At this point I was thrilled as a novelist finally coming to the point of writing the twist of his book, when you discover that nothing is as it seems. “Here comes the magic, Dave, hear me out: any 24 chunks will do the job.”
“How is that even possible?”
“It’s based on Galois representations, but don’t you worry, I’ll use a metaphor,” I said, grabbing the pen. “Imagine your file as a straight line.
How many points do you need to describe its inclination?”
“Two.”
“Yet, the line is made of an infinite number of points. Weird, uh? The concept is pretty much the same. You just need a certain number of shards to describe a file and reassemble it. In other words, no single Cell is necessary to recompose the file. In the previous example, for instance, you just need 24 random Cells out of the set of 36 to be online.”
“Ok, but, frankly, to know I depend on random people is not reassuring.

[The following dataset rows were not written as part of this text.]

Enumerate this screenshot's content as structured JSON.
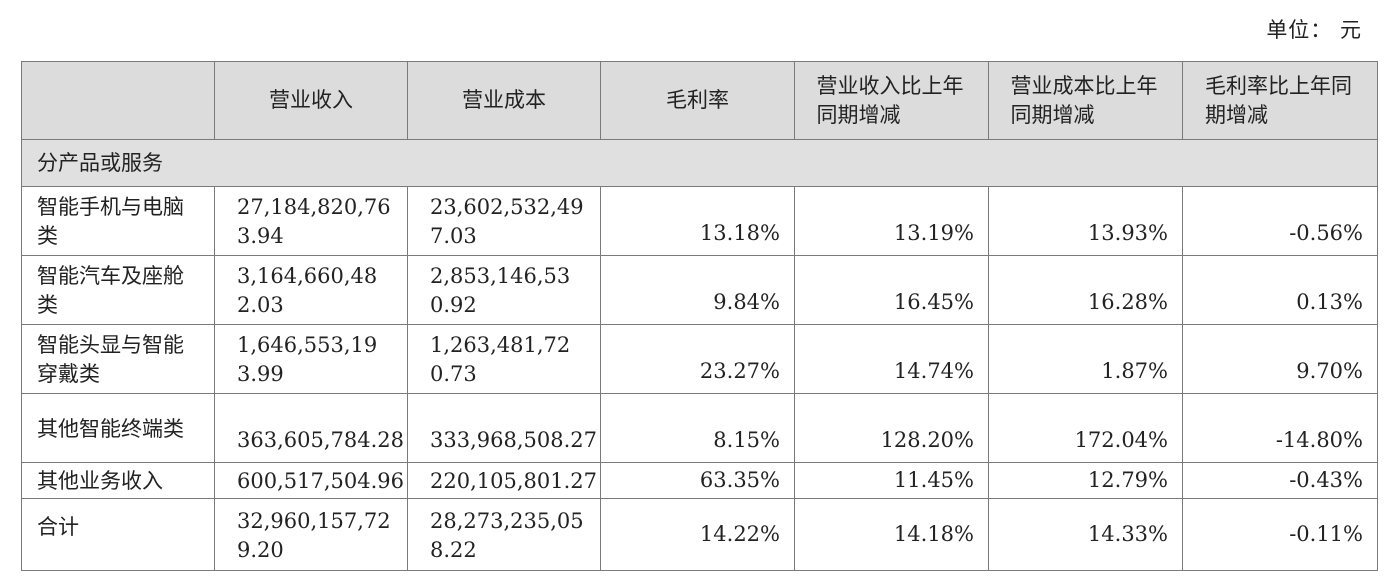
{
  "unit_label": "单位： 元",
  "table": {
    "header_corner": "",
    "headers": [
      "营业收入",
      "营业成本",
      "毛利率",
      "营业收入比上年同期增减",
      "营业成本比上年同期增减",
      "毛利率比上年同期增减"
    ],
    "section_label": "分产品或服务",
    "rows": [
      {
        "name": "智能手机与电脑类",
        "revenue": "27,184,820,763.94",
        "cost": "23,602,532,497.03",
        "margin": "13.18%",
        "rev_change": "13.19%",
        "cost_change": "13.93%",
        "margin_change": "-0.56%"
      },
      {
        "name": "智能汽车及座舱类",
        "revenue": "3,164,660,482.03",
        "cost": "2,853,146,530.92",
        "margin": "9.84%",
        "rev_change": "16.45%",
        "cost_change": "16.28%",
        "margin_change": "0.13%"
      },
      {
        "name": "智能头显与智能穿戴类",
        "revenue": "1,646,553,193.99",
        "cost": "1,263,481,720.73",
        "margin": "23.27%",
        "rev_change": "14.74%",
        "cost_change": "1.87%",
        "margin_change": "9.70%"
      },
      {
        "name": "其他智能终端类",
        "revenue": "363,605,784.28",
        "cost": "333,968,508.27",
        "margin": "8.15%",
        "rev_change": "128.20%",
        "cost_change": "172.04%",
        "margin_change": "-14.80%"
      },
      {
        "name": "其他业务收入",
        "revenue": "600,517,504.96",
        "cost": "220,105,801.27",
        "margin": "63.35%",
        "rev_change": "11.45%",
        "cost_change": "12.79%",
        "margin_change": "-0.43%"
      },
      {
        "name": "合计",
        "revenue": "32,960,157,729.20",
        "cost": "28,273,235,058.22",
        "margin": "14.22%",
        "rev_change": "14.18%",
        "cost_change": "14.33%",
        "margin_change": "-0.11%"
      }
    ]
  }
}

What is the probability of downtime?”
“One in a million, even being pessimistic. Moreover, the AI monitors the uptime status of each Cell and triggers a recovery procedure when the total number of online shards reaches a certain threshold.”
“All in all, it looks cool, but I still don’t grasp why a NAS is not enough.”

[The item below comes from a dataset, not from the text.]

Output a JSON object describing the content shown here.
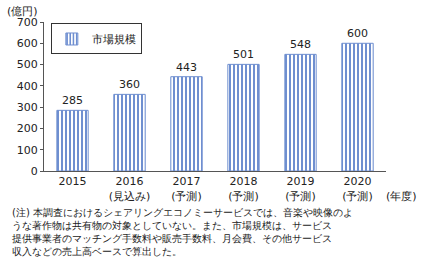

“It is enough. For you. For a limited time window. But what this company is trying to build is way greater. At the end of the day, what this is really about is a new internet.”
Dave’s forehead puckered. I could almost see the questions buzzing through his head.
“At this stage, Cubbit is a cloud storage platform,” I explained, “but this is just now, don’t focus on the now. When the network is big enough you will be able to run applications on top of Cubbit. Unstoppable applications, as the AI coordinator will be distributed as well. And you won’t need a Cubbit Cell: Cubbit will run on your computer, mobile phone, whatever. In other words…”
“Yeah,” I said, finishing my coffee. “A new internet, with no one in control.”